I finished my two obituaries for Sam Roweis, one for our high school and one for the American Astronomical Society. You can read the submitted version of the AAS obituary here (PDF). I also spent some time writing in my much longer reminiscence, which I am hoping will be a document that captures what I learned from Roweis in a professional and personal way.

I also spent a long time talking to Tao Jiang, the student who is following up Masjedi's work on merger rates, but now in the full SDSS Main Sample, and thinking about what to do with SDSS-III. I am pretty excited about our results which have very high signal-to-noise.

pixel modeling and giving up

I spent the day talking with Bolton and Lang (and, variously, Blanton and Bovy) about modeling images and spectra. We principally debated what advantages you will or could get in data analysis by building good models of the raw data at the pixel level. We all have intuitions that it will be good, but we have few concrete examples. We assigned Bovy one task along these lines: Show that the SDSS astrometry of point sources could or would be much better if we re-centroid using a PSF fit rather than the (approximate) thing done by the pipelines at present.

In the afternoon, I made the difficult decision to drop my robotic telescope proposal for NYU Abu Dhabi and the NYU Global Campus. This is a great project, which we might resurrect, but I am feeling stretched too far and I need more time to understand my research program in the post-Roweis period. Argh.

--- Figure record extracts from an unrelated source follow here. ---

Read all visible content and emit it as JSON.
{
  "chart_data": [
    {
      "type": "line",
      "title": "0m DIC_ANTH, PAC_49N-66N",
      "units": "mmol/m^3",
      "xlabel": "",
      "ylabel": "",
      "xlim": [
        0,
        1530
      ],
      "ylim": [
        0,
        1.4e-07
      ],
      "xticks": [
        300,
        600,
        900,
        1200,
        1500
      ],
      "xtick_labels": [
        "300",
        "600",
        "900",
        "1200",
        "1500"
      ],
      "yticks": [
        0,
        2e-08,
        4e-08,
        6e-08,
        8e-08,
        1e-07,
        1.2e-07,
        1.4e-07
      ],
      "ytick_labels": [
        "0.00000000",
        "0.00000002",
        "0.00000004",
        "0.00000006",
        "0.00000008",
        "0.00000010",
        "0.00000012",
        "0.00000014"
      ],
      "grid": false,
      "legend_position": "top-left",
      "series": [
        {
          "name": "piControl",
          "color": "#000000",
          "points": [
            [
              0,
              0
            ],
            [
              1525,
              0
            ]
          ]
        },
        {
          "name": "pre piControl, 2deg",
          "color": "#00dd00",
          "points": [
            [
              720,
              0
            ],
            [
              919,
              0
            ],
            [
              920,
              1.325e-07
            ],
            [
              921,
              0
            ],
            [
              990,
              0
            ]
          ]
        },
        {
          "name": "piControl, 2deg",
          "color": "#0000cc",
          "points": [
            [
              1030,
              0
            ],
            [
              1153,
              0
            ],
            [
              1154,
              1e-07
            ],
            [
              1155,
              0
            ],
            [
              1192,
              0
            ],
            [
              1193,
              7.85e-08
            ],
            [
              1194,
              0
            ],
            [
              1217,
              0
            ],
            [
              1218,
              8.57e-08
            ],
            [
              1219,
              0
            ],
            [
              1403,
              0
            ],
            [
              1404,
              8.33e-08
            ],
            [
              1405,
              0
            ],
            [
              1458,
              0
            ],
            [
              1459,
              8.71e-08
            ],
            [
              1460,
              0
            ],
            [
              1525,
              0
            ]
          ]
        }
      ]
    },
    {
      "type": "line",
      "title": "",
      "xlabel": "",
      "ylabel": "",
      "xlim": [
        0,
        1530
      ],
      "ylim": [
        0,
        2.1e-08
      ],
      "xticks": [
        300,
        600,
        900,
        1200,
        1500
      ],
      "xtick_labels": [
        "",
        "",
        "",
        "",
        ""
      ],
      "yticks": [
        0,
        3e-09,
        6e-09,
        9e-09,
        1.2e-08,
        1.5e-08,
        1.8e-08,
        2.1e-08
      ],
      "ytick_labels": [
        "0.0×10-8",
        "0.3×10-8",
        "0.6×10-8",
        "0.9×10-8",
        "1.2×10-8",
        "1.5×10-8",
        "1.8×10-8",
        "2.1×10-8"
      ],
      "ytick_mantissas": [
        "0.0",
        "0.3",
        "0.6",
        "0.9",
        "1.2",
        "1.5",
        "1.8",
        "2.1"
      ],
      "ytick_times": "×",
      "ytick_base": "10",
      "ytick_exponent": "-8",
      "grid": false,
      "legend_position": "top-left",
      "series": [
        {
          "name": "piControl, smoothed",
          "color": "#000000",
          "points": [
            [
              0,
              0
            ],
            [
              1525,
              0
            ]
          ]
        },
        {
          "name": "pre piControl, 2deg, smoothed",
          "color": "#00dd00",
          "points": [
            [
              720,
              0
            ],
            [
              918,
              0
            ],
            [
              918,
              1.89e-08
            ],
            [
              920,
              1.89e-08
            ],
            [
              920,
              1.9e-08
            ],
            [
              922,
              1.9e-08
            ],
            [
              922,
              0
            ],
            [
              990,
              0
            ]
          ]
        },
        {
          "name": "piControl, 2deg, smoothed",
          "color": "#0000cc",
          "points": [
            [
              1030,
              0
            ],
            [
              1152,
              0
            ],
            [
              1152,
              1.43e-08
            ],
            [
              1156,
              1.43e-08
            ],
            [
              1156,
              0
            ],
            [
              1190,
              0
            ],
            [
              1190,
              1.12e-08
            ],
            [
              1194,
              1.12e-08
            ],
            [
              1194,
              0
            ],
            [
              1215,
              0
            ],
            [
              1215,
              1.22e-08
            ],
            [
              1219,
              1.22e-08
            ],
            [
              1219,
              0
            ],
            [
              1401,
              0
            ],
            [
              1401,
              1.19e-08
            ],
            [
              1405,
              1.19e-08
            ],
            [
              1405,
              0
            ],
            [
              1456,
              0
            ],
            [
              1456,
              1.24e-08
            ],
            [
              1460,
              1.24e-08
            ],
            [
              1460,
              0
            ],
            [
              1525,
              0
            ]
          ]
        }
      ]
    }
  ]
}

obituaries, universes, spectrographs

[Just back from a few days of vacation.]

I attended an interesting and extremely interactive talk about the observability of universe–universe collisions by Tommy Levi (UBC). His calculations are approximate, but give a general idea about what would be observed. Interestingly, there is a cold spot in the WMAP map that could be what he predicts.

In the rest of the day I discussed next-generation spectroscopy projects with Adam Bolton (Utah) and worked on two obituaries for Sam Roweis.

Sam, numerical stability

I spent the train ride coming back from Queen's drafting an AAS obituary about Roweis. I decided also that I am going to count scientific reminiscence about Roweis as research for the purposes of this diary, lest I end up with nothing to say!

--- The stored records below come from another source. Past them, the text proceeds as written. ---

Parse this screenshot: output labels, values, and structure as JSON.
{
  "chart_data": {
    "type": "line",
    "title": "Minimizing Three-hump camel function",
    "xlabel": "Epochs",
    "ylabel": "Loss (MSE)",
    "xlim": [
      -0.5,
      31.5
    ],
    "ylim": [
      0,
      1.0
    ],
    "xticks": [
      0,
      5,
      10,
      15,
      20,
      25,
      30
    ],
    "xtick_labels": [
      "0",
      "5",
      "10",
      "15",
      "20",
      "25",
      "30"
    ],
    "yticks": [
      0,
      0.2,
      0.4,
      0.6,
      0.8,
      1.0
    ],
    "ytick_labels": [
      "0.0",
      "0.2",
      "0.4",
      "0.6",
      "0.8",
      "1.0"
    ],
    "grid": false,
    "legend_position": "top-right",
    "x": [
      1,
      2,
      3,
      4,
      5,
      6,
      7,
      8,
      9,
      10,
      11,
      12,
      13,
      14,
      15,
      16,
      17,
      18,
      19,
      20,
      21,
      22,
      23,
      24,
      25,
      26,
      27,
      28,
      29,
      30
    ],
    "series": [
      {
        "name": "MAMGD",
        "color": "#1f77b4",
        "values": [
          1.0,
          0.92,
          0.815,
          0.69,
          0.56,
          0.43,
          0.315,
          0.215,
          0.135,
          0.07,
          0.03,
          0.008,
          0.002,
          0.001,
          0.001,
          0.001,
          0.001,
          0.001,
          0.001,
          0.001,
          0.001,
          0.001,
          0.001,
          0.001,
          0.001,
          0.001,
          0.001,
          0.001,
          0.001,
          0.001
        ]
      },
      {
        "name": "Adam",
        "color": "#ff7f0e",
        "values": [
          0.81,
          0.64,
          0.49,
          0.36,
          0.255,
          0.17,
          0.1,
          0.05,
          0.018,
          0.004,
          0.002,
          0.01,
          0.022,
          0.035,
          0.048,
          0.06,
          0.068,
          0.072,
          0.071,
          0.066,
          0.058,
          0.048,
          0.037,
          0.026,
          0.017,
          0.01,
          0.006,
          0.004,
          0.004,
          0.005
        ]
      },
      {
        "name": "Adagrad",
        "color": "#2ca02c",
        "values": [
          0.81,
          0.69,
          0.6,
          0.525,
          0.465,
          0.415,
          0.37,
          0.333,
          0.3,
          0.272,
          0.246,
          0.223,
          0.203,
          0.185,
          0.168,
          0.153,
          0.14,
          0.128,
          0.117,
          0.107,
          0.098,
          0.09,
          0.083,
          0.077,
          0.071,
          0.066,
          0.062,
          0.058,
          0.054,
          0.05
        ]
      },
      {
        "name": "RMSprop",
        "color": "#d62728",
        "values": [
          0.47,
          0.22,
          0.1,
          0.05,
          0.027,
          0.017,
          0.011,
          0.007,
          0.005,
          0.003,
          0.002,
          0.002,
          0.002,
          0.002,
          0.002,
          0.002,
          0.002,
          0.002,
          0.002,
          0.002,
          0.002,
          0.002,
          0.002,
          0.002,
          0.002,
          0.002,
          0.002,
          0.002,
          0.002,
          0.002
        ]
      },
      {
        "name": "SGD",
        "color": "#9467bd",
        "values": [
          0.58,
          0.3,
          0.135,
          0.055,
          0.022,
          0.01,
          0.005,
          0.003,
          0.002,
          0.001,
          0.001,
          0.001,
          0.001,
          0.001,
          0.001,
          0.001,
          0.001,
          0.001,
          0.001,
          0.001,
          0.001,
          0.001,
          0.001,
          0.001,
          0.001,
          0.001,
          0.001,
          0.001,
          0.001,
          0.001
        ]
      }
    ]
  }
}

On the flight back to New York, I followed up an intuition floating around in my head that small changes in what we call the orbital parameters could make the code that converts between phase-space position and standard orbital elements much more numerically stable at edge cases. I found some nice things, and I am confident that there are large improvements to be made. Here's a trivial example: Instead of working with inclination of the orbit and the longitude of the ascending node, work with the sine of the first times the sine and cosine of the second. These two products are just the x and y components of the angular-momentum-direction unit vector. A well-known change is to work with the argument of perihelion plus the longitude of the ascending node and not with argument on its own, but I think I can show that an even better one is to work with the eccentricity times the sine and cosine of that angle sum. And so on. Not sure if we will analyze and implement all these before or after we finish our Holmes project.